According to a new industry benchmarking study, financial planners who have a higher level of knowledge about their clients realize greater satisfaction, better client relationships and higher net client growth.
The Financial Planning Association’s “The State of Client Understanding,” developed in collaboration with Capital Preferences and T. Rowe Price, finds that financial planners who engage in leading “know your client” relationship behaviors see 56% higher client willingness to recommend and 72% higher net client growth rate.
The study tested 80 different client relationship building blocks to identify the behaviors and techniques financial planning professionals should leverage to gain a better understanding of their clients. Behaviors ranged from how financial planners ascertain client goals and manage family dynamics to how they apply these insights to deliver a better client experience.
Not surprisingly, higher levels of “know your client” proficiency correlated to higher growth and better quality client relationships. In fact, financial planners who reportedly engage in these leading behaviors were found to gain greater personal satisfaction from 60% more of their client relationships.
Behavioralists and ‘Say/Do’ Misalignments
The analysis also reveals that there is an emerging segment of advisors who actively facilitate client self-discovery and behavior change. “Behavioralists excel at balancing the human and the technical, and are taking greater advantage of cutting-edge science and technology (e.g., data aggregation, planning software, revealed preferences tools) to get a more evidence-based, holistic picture of clients’ actual behaviors and underlying values and preferences,” the report explains.
The study notes that about one out of seven respondents are behavioralists, but they dramatically outperform the non-behavioralists by actively identifying and constructively resolving misalignment gaps between what clients say they want and what their behaviors show.
It found that planners who pinpointed this disconnect had almost triple the client growth rate compared to those who did not (30% versus 11%), double the referral rate (18% versus 9%) and more fulfilling relationships (75% versus 60%).
Moreover, the report explains that, while many advisors don’t actively seek points of tension or look to resolve tension when it surfaces, behavioralists seek to “identify, embrace and explore points of tension” with clients in a respectful, supportive manner by blending a matrix of “skill, will and means.”
Family matters is also a critical component of the “know your client” pursuits, according to the study. Highly proficient planners reportedly spend more time directly engaging their primary clients’ partners and adult children.
In fact, the study found that these highly proficient planners are more likely to discuss aging-related lifestyle transitions (54% versus 32%) and cognitive decline with their clients and their families (80% versus 57%) than lower performing planners. They also were more likely to facilitate family conversations around legacy and wealth transfer issues (43% versus 25%). “The results support our view that advisors who focus on deepening relationships with multiple family members can increase client loyalty,” explains Jean Dunn, Vice President of Client Loyalty Insights with T. Rowe Price.

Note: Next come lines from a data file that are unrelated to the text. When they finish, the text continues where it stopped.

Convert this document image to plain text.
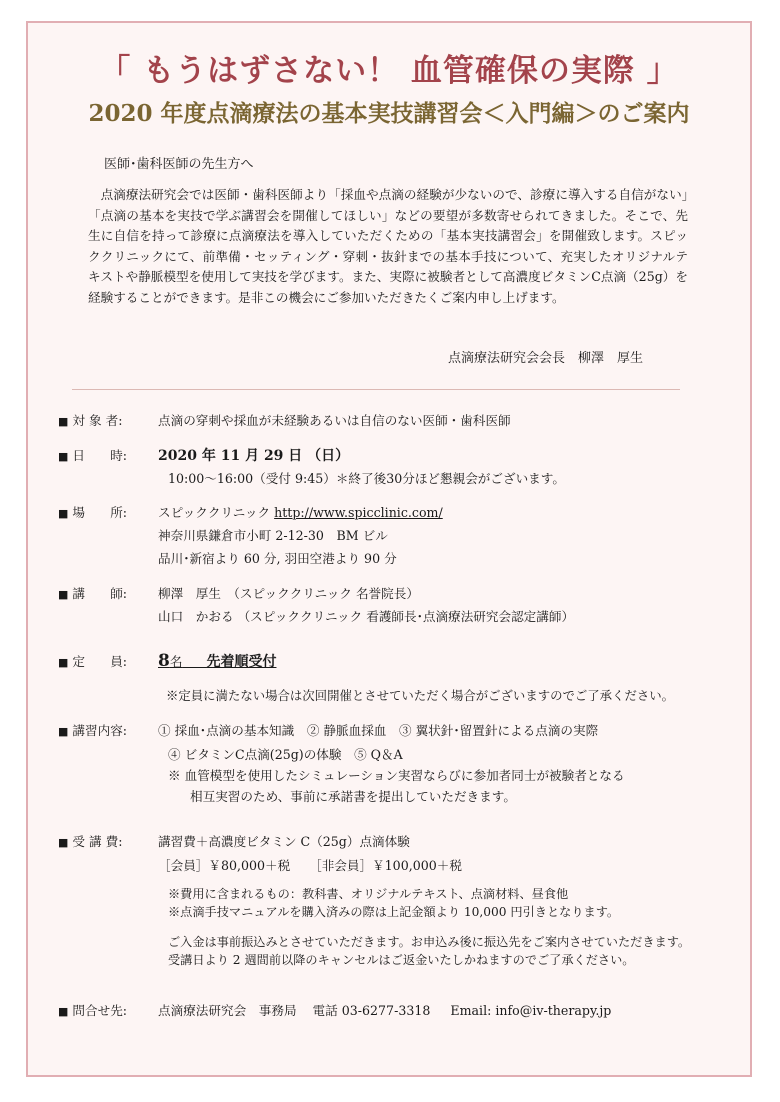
「 もうはずさない！ 血管確保の実際 」
2020 年度点滴療法の基本実技講習会＜入門編＞のご案内
医師･歯科医師の先生方へ
点滴療法研究会では医師・歯科医師より「採血や点滴の経験が少ないので、診療に導入する自信がない」「点滴の基本を実技で学ぶ講習会を開催してほしい」などの要望が多数寄せられてきました。そこで、先生に自信を持って診療に点滴療法を導入していただくための「基本実技講習会」を開催致します。スピッククリニックにて、前準備・セッティング・穿刺・抜針までの基本手技について、充実したオリジナルテキストや静脈模型を使用して実技を学びます。また、実際に被験者として高濃度ビタミンC点滴（25g）を経験することができます。是非この機会にご参加いただきたくご案内申し上げます。
点滴療法研究会会長　柳澤　厚生
■ 対 象 者:	点滴の穿刺や採血が未経験あるいは自信のない医師・歯科医師
■ 日　　時: 2020 年 11 月 29 日 （日）
10:00～16:00（受付 9:45）＊終了後30分ほど懇親会がございます。
■ 場　　所: スピッククリニック http://www.spicclinic.com/
神奈川県鎌倉市小町 2-12-30　BM ビル
品川･新宿より 60 分, 羽田空港より 90 分
■ 講　　師: 柳澤　厚生　（スピッククリニック 名誉院長）
山口　かおる （スピッククリニック 看護師長･点滴療法研究会認定講師）
■ 定　　員: 8名 先着順受付
※定員に満たない場合は次回開催とさせていただく場合がございますのでご了承ください。
■ 講習内容: ① 採血･点滴の基本知識　② 静脈血採血　③ 翼状針･留置針による点滴の実際
④ ビタミンC点滴(25g)の体験　⑤ Q＆A
※ 血管模型を使用したシミュレーション実習ならびに参加者同士が被験者となる
相互実習のため、事前に承諾書を提出していただきます。
■ 受 講 費:	講習費＋高濃度ビタミン C（25g）点滴体験
［会員］￥80,000＋税　　［非会員］￥100,000＋税
※費用に含まれるもの：教科書、オリジナルテキスト、点滴材料、昼食他
※点滴手技マニュアルを購入済みの際は上記金額より 10,000 円引きとなります。
ご入金は事前振込みとさせていただきます。お申込み後に振込先をご案内させていただきます。
受講日より 2 週間前以降のキャンセルはご返金いたしかねますのでご了承ください。
■ 問合せ先: 点滴療法研究会　事務局 電話 03-6277-3318 Email: info@iv-therapy.jp
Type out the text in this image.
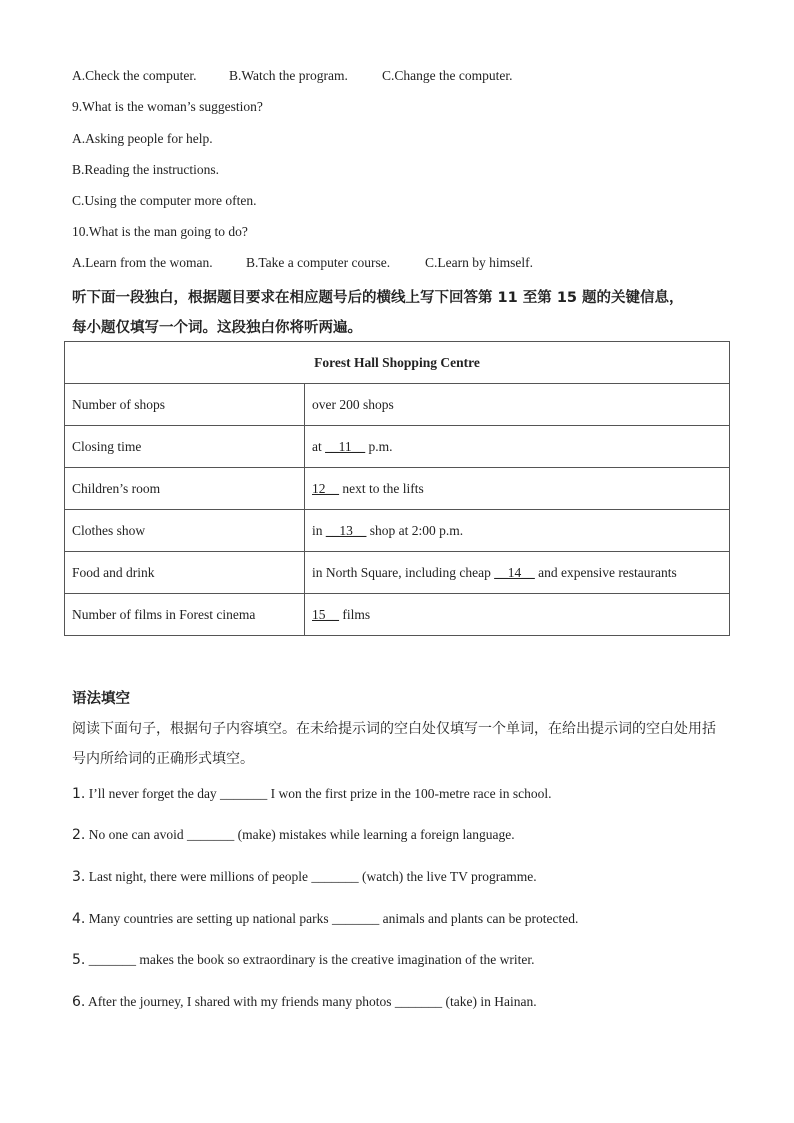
A.Check the computer. B.Watch the program.	C.Change the computer.
9.What is the woman’s suggestion?
A.Asking people for help.
B.Reading the instructions.
C.Using the computer more often.
10.What is the man going to do?
A.Learn from the woman. B.Take a computer course.	C.Learn by himself.
听下面一段独白，根据题目要求在相应题号后的横线上写下回答第 11 至第 15 题的关键信息，
每小题仅填写一个词。这段独白你将听两遍。
Forest Hall Shopping Centre	
Number of shops	over 200 shops
Closing time	at __11__ p.m.
Children’s room	12__ next to the lifts
Clothes show	in __13__ shop at 2:00 p.m.
Food and drink	in North Square, including cheap __14__ and expensive restaurants
Number of films in Forest cinema	15__ films
语法填空
阅读下面句子，根据句子内容填空。在未给提示词的空白处仅填写一个单词，在给出提示词的空白处用括
号内所给词的正确形式填空。
1. I’ll never forget the day _______ I won the first prize in the 100-metre race in school.
2. No one can avoid _______ (make) mistakes while learning a foreign language.
3. Last night, there were millions of people _______ (watch) the live TV programme.
4. Many countries are setting up national parks _______ animals and plants can be protected.
5. _______ makes the book so extraordinary is the creative imagination of the writer.
6. After the journey, I shared with my friends many photos _______ (take) in Hainan.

Financial planners who target a specific client audience also tend to be more proficient in knowing their client’s behaviors and see stronger outcomes. This suggests that planners who focus and go deeper with a single client type can use that understanding to more efficiently attract similar clients, the report emphasizes.
“This study clearly redefines what it means to ‘know your client’ and how understanding their behaviors is highly correlated with solidifying strong, lasting client relationships built on a foundation of understanding and trust,” notes Financial Planning Association President Frank Paré.
The survey findings are based on 311 global responses from client-facing financial advisors and planners, 126 of which were from the United States.